Le vote de la Commission du commerce international du PE fait suite à un vote similaire de la Commission du développement du PE. La question sera maintenant soumise au vote du Parlement européen en séance plénière en septembre 2012. Étant donné l’équilibre du vote au sein de la Commission du commerce, ceci devrait vraisemblablement constituer la position du Parlement. Le débat sur la proposition de la CE sera alors transféré au Conseil de l’UE. Si aucun accord sur la position parlementaire n’intervient au sein du Conseil, un processus de réconciliation sera alors entrepris pour établir un consensus.

Bien que l’on ne sache pas si la proposition de la CE pour une modification du règlement d’accès au marché 1528/2007 sera adoptée dans sa mouture actuelle, le PE a été très clair sur le fait que l’impasse actuelle dans les négociations d’APE ne pouvait subsister indéfiniment.

Ces événements soulèvent la question de ce qui peut être fait maintenant au niveau du Parlement, ou dans les discussions de gouvernement à gouvernement, pour aborder les questions de fond qui sous-tendent la réticence des gouvernements ACP individuels à conclure le processus d’APE.

Le défi semble être de clairement identifier ces problèmes et d’établir des mécanismes pour apaiser les préoccupations ACP sous-jacentes, de manière à permettre aux gouvernements membres des groupements régionaux ACP d’avancer dans le processus d’APE au niveau régional.
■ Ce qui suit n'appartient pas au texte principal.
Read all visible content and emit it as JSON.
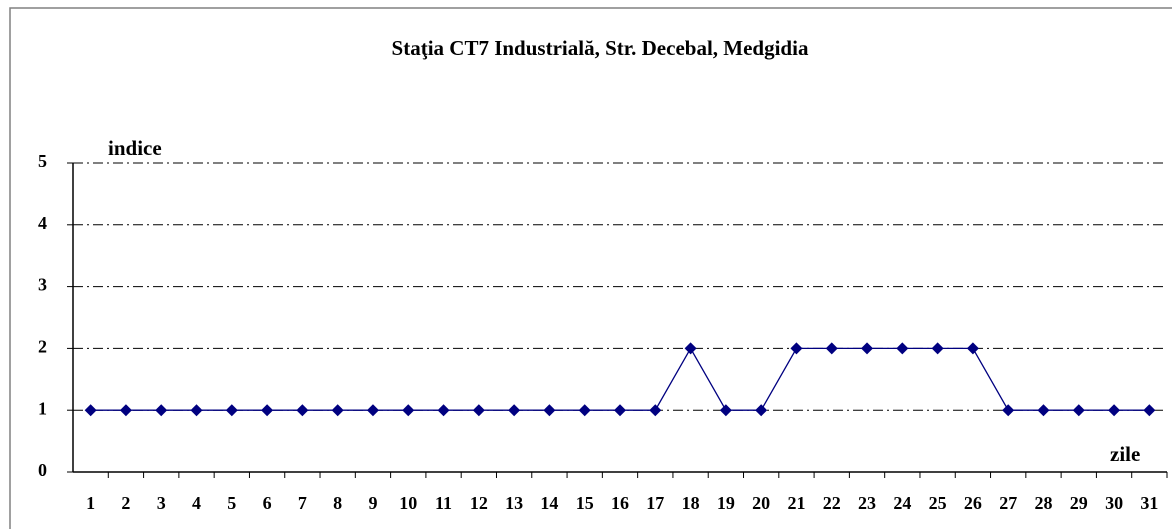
{
  "chart_data": {
    "type": "line",
    "title": "Staţia CT7 Industrială,  Str. Decebal, Medgidia",
    "y_label": "indice",
    "x_label": "zile",
    "categories": [
      "1",
      "2",
      "3",
      "4",
      "5",
      "6",
      "7",
      "8",
      "9",
      "10",
      "11",
      "12",
      "13",
      "14",
      "15",
      "16",
      "17",
      "18",
      "19",
      "20",
      "21",
      "22",
      "23",
      "24",
      "25",
      "26",
      "27",
      "28",
      "29",
      "30",
      "31"
    ],
    "values": [
      1,
      1,
      1,
      1,
      1,
      1,
      1,
      1,
      1,
      1,
      1,
      1,
      1,
      1,
      1,
      1,
      1,
      2,
      1,
      1,
      2,
      2,
      2,
      2,
      2,
      2,
      1,
      1,
      1,
      1,
      1
    ],
    "color": "#000080",
    "ylim": [
      0,
      5
    ],
    "yticks": [
      0,
      1,
      2,
      3,
      4,
      5
    ],
    "grid": true
  }
}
Ceci est particulièrement important dans ces régions, telles que la SACU et la CAE, où les unions douanières régionales en place pourraient être minées par l’échec du processus d’APE au niveau régional. Spécialement dans le secteur agroalimentaire, puisque, dans un certain nombre de cas, les litiges portent sur l’utilisation des instruments de politique commerciale agricole (par ex. la définition de « l’essentiel des échanges », les licences d’exportation, la protection des industries naissantes, les sauvegardes agricoles et les taxes d’exportation).